Multipath Ceph storage network

Jan 13, 2025
16
4
3
We currently have a 4 node cluster using ceph as the shared storage solution (soon to be 5 nodes), made up of 8x 4TB nvme cards on each node, so 32 OSDs in total. Everything is running as expected and HA failover/migrations at expected speeds (better than expected to be honest).

Each node has 4 onboard NICs (eno1/2 are 10GBps, eno3/4 are 1GBps), along with a single PCIe mellanox card offering dual 100GB ports.

So far we have one of the 100GB ports on each node linked to a single port on an FS switch capable of 6.4 Tbps of switching capacity and configured on a non-routable VLAN. We have just purchased another identical switch and configured 4 ports to be on the same vlan, and we are hoping to configure the ceph storage network in an multipath A/B channel setup, as you would if connecting to a SAN.
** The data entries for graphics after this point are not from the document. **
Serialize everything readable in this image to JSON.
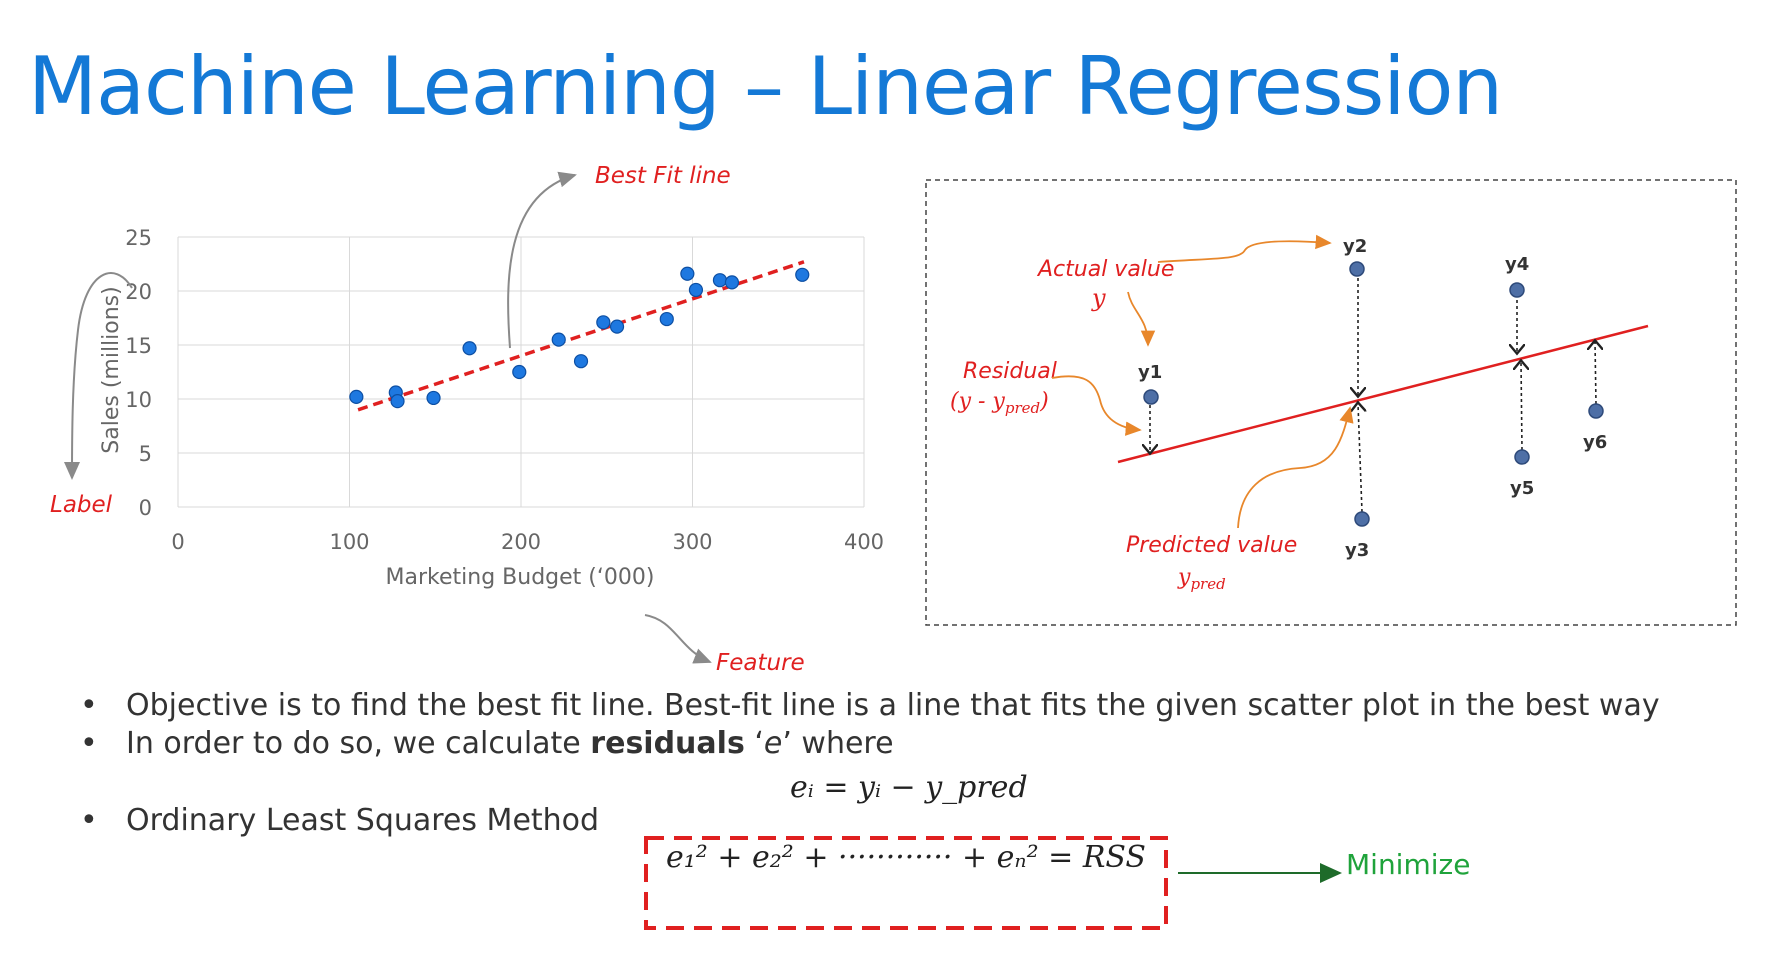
{
  "title": "Machine Learning – Linear Regression",
  "chart_data": {
    "type": "scatter",
    "xlabel": "Marketing Budget (‘000)",
    "ylabel": "Sales (millions)",
    "xlim": [
      0,
      400
    ],
    "ylim": [
      0,
      25
    ],
    "x_ticks": [
      "0",
      "100",
      "200",
      "300",
      "400"
    ],
    "y_ticks": [
      "0",
      "5",
      "10",
      "15",
      "20",
      "25"
    ],
    "grid": true,
    "points": [
      [
        104,
        10.2
      ],
      [
        127,
        10.6
      ],
      [
        128,
        9.8
      ],
      [
        149,
        10.1
      ],
      [
        170,
        14.7
      ],
      [
        199,
        12.5
      ],
      [
        222,
        15.5
      ],
      [
        235,
        13.5
      ],
      [
        248,
        17.1
      ],
      [
        256,
        16.7
      ],
      [
        285,
        17.4
      ],
      [
        297,
        21.6
      ],
      [
        302,
        20.1
      ],
      [
        316,
        21.0
      ],
      [
        323,
        20.8
      ],
      [
        364,
        21.5
      ]
    ],
    "fit_line": [
      [
        105,
        9.0
      ],
      [
        365,
        22.7
      ]
    ],
    "point_color": "#1e78e0",
    "fit_color": "#e02020"
  },
  "annotations": {
    "best_fit": "Best Fit line",
    "label": "Label",
    "feature": "Feature"
  },
  "residual_diagram": {
    "actual_value": "Actual value",
    "actual_y": "y",
    "residual": "Residual",
    "residual_formula": "(y - y",
    "predicted_value": "Predicted  value",
    "predicted_y": "y",
    "pred_sub": "pred",
    "point_labels": [
      "y1",
      "y2",
      "y3",
      "y4",
      "y5",
      "y6"
    ]
  },
  "bullets": [
    {
      "dot": "•",
      "text": "Objective is to find the best fit line. Best-fit line is a line that fits the given scatter plot in the best way"
    },
    {
      "dot": "•",
      "pre": "In order to do so, we calculate ",
      "bold": "residuals",
      "mid": " ‘",
      "e": "e",
      "post": "’ where"
    },
    {
      "dot": "•",
      "text": "Ordinary Least Squares Method"
    }
  ],
  "equation1": "eᵢ = yᵢ − y_pred",
  "equation2": "e₁² + e₂² + ············ + eₙ² = RSS",
  "minimize": "Minimize"
}
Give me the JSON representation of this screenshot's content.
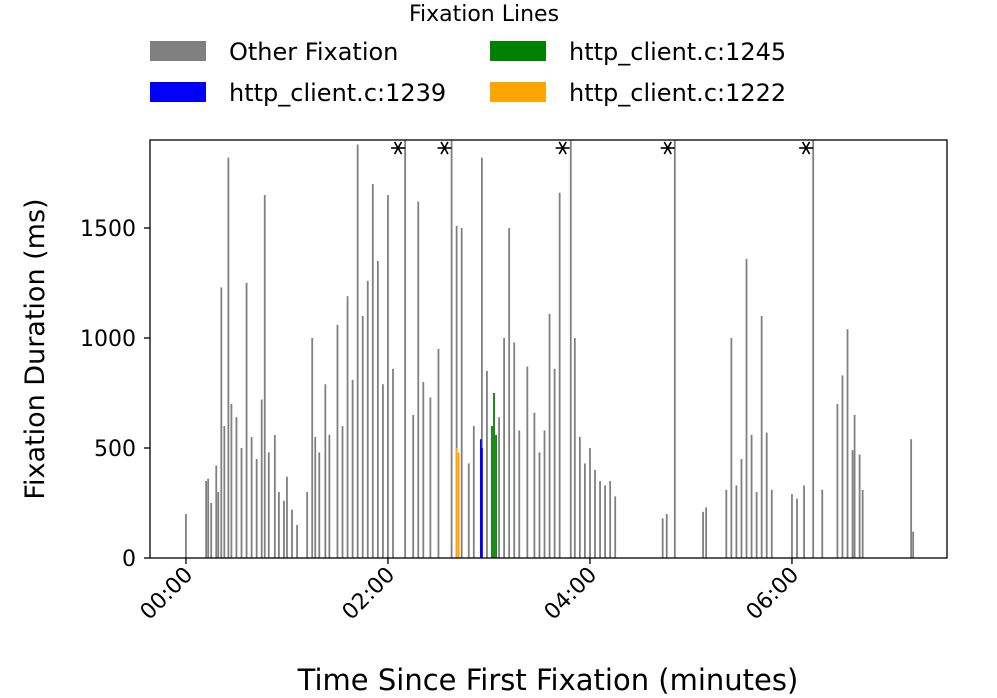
{
  "chart_data": {
    "type": "bar",
    "legend_title": "Fixation Lines",
    "xlabel": "Time Since First Fixation (minutes)",
    "ylabel": "Fixation Duration (ms)",
    "xlim": [
      -0.356,
      7.535
    ],
    "ylim": [
      0,
      1900
    ],
    "xticks": [
      {
        "value": 0,
        "label": "00:00"
      },
      {
        "value": 2,
        "label": "02:00"
      },
      {
        "value": 4,
        "label": "04:00"
      },
      {
        "value": 6,
        "label": "06:00"
      }
    ],
    "yticks": [
      0,
      500,
      1000,
      1500
    ],
    "clipped_x": [
      2.1,
      2.56,
      3.73,
      4.77,
      6.14
    ],
    "series": [
      {
        "name": "Other Fixation",
        "color": "#808080",
        "x": [
          0.0,
          0.2,
          0.22,
          0.25,
          0.3,
          0.32,
          0.35,
          0.38,
          0.42,
          0.45,
          0.5,
          0.55,
          0.6,
          0.65,
          0.7,
          0.75,
          0.78,
          0.82,
          0.88,
          0.92,
          0.97,
          1.0,
          1.05,
          1.1,
          1.2,
          1.25,
          1.28,
          1.32,
          1.38,
          1.42,
          1.5,
          1.55,
          1.6,
          1.65,
          1.7,
          1.75,
          1.8,
          1.85,
          1.9,
          1.95,
          2.0,
          2.05,
          2.17,
          2.25,
          2.3,
          2.35,
          2.42,
          2.5,
          2.63,
          2.68,
          2.73,
          2.8,
          2.85,
          2.93,
          2.98,
          3.1,
          3.15,
          3.2,
          3.25,
          3.3,
          3.38,
          3.45,
          3.5,
          3.55,
          3.6,
          3.65,
          3.7,
          3.81,
          3.85,
          3.9,
          3.95,
          4.0,
          4.05,
          4.1,
          4.15,
          4.2,
          4.25,
          4.72,
          4.76,
          4.84,
          5.12,
          5.15,
          5.35,
          5.4,
          5.45,
          5.5,
          5.55,
          5.6,
          5.65,
          5.7,
          5.75,
          5.8,
          6.0,
          6.05,
          6.12,
          6.21,
          6.3,
          6.45,
          6.5,
          6.55,
          6.6,
          6.62,
          6.67,
          6.7,
          7.18,
          7.2
        ],
        "values": [
          200,
          350,
          360,
          250,
          420,
          300,
          1230,
          600,
          1820,
          700,
          640,
          500,
          1250,
          550,
          450,
          720,
          1650,
          480,
          560,
          300,
          260,
          370,
          220,
          150,
          300,
          1000,
          550,
          480,
          790,
          560,
          1060,
          600,
          1190,
          810,
          1880,
          1100,
          1260,
          1700,
          1350,
          790,
          1650,
          860,
          2100,
          650,
          1620,
          800,
          730,
          950,
          2050,
          1510,
          1500,
          430,
          600,
          1820,
          850,
          640,
          1000,
          1500,
          980,
          580,
          870,
          660,
          480,
          580,
          1110,
          860,
          1660,
          2000,
          1000,
          550,
          430,
          500,
          400,
          350,
          330,
          350,
          280,
          180,
          200,
          2000,
          210,
          230,
          310,
          1000,
          330,
          450,
          1360,
          560,
          300,
          1100,
          570,
          310,
          290,
          270,
          330,
          2000,
          310,
          700,
          830,
          1040,
          490,
          650,
          470,
          310,
          540,
          120
        ]
      },
      {
        "name": "http_client.c:1239",
        "color": "#0000ff",
        "x": [
          2.92,
          2.93
        ],
        "values": [
          540,
          500
        ]
      },
      {
        "name": "http_client.c:1245",
        "color": "#008000",
        "x": [
          3.03,
          3.05,
          3.07
        ],
        "values": [
          600,
          750,
          560
        ]
      },
      {
        "name": "http_client.c:1222",
        "color": "#ffa500",
        "x": [
          2.68,
          2.7
        ],
        "values": [
          500,
          480
        ]
      }
    ]
  }
}
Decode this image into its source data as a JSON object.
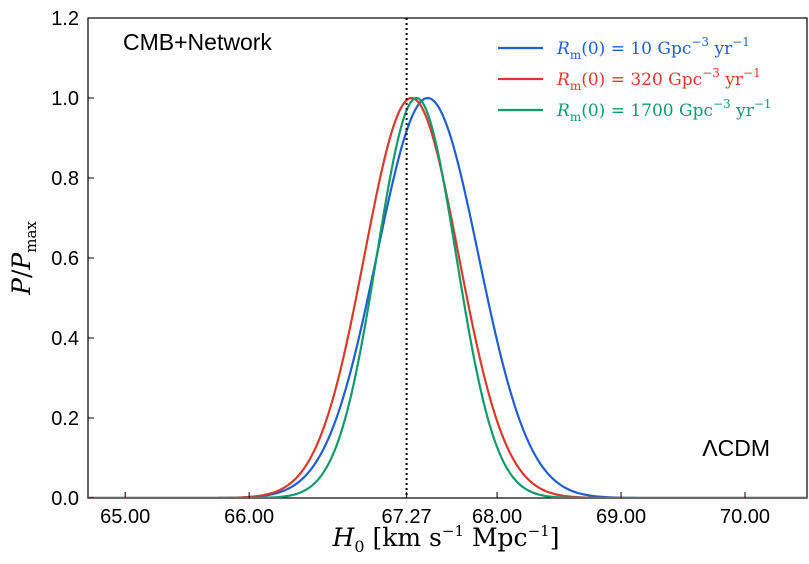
{
  "chart_data": {
    "type": "line",
    "title": "",
    "annotation_top_left": "CMB+Network",
    "annotation_bottom_right": "ΛCDM",
    "xlabel": "H0 [km s^-1 Mpc^-1]",
    "ylabel": "P/P_max",
    "xlim": [
      64.7,
      70.5
    ],
    "ylim": [
      0.0,
      1.2
    ],
    "x_ticks": [
      65.0,
      66.0,
      67.27,
      68.0,
      69.0,
      70.0
    ],
    "x_tick_labels": [
      "65.00",
      "66.00",
      "67.27",
      "68.00",
      "69.00",
      "70.00"
    ],
    "y_ticks": [
      0.0,
      0.2,
      0.4,
      0.6,
      0.8,
      1.0,
      1.2
    ],
    "y_tick_labels": [
      "0.0",
      "0.2",
      "0.4",
      "0.6",
      "0.8",
      "1.0",
      "1.2"
    ],
    "reference_line": {
      "x": 67.27,
      "style": "dotted",
      "color": "#000000"
    },
    "legend_position": "top-right",
    "series": [
      {
        "name": "R_m(0) = 10 Gpc^-3 yr^-1",
        "legend_label": {
          "prefix": "R",
          "sub": "m",
          "rest": "(0) = 10 Gpc",
          "sup": "−3",
          "tail": " yr",
          "sup2": "−1"
        },
        "color": "#1f5fd1",
        "mean": 67.44,
        "sigma": 0.41,
        "peak": 1.0
      },
      {
        "name": "R_m(0) = 320 Gpc^-3 yr^-1",
        "legend_label": {
          "prefix": "R",
          "sub": "m",
          "rest": "(0) = 320 Gpc",
          "sup": "−3",
          "tail": " yr",
          "sup2": "−1"
        },
        "color": "#d93a2b",
        "mean": 67.31,
        "sigma": 0.38,
        "peak": 1.0
      },
      {
        "name": "R_m(0) = 1700 Gpc^-3 yr^-1",
        "legend_label": {
          "prefix": "R",
          "sub": "m",
          "rest": "(0) = 1700 Gpc",
          "sup": "−3",
          "tail": " yr",
          "sup2": "−1"
        },
        "color": "#0f9b6a",
        "mean": 67.35,
        "sigma": 0.32,
        "peak": 1.0
      }
    ]
  }
}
Is this possible? I can't believe that such a mature hyper-visor doesn't have the option to provide a failover path for the shared storage solution, so hoping i've just missed it.
 
Last edited:
This is Ethernet and not Fibre-Channel.

You cannot have two separate interfaces in the same VLAN.

Create a stack out of the two switches (or MLAG or whatever the vendor calls it) and then a link aggregation group for each Ceph node with one port from each switch.

On the Ceph nodes create a bonding interface out of the two 100G interfaces.

Then you have two paths from each node.
 
Thanks for you reply @gurubert.

I'm aware this is not fibre channel, I was hoping there was a way of assigning both nics to ceph storage traffic in an active/passive configuration.

The switches support MLAG so I can set this up and create the link aggregation as you suggest. With this configuration I should be able to pull the power from 1 of the 2 switches without downtime, bar a few lost packets I assume?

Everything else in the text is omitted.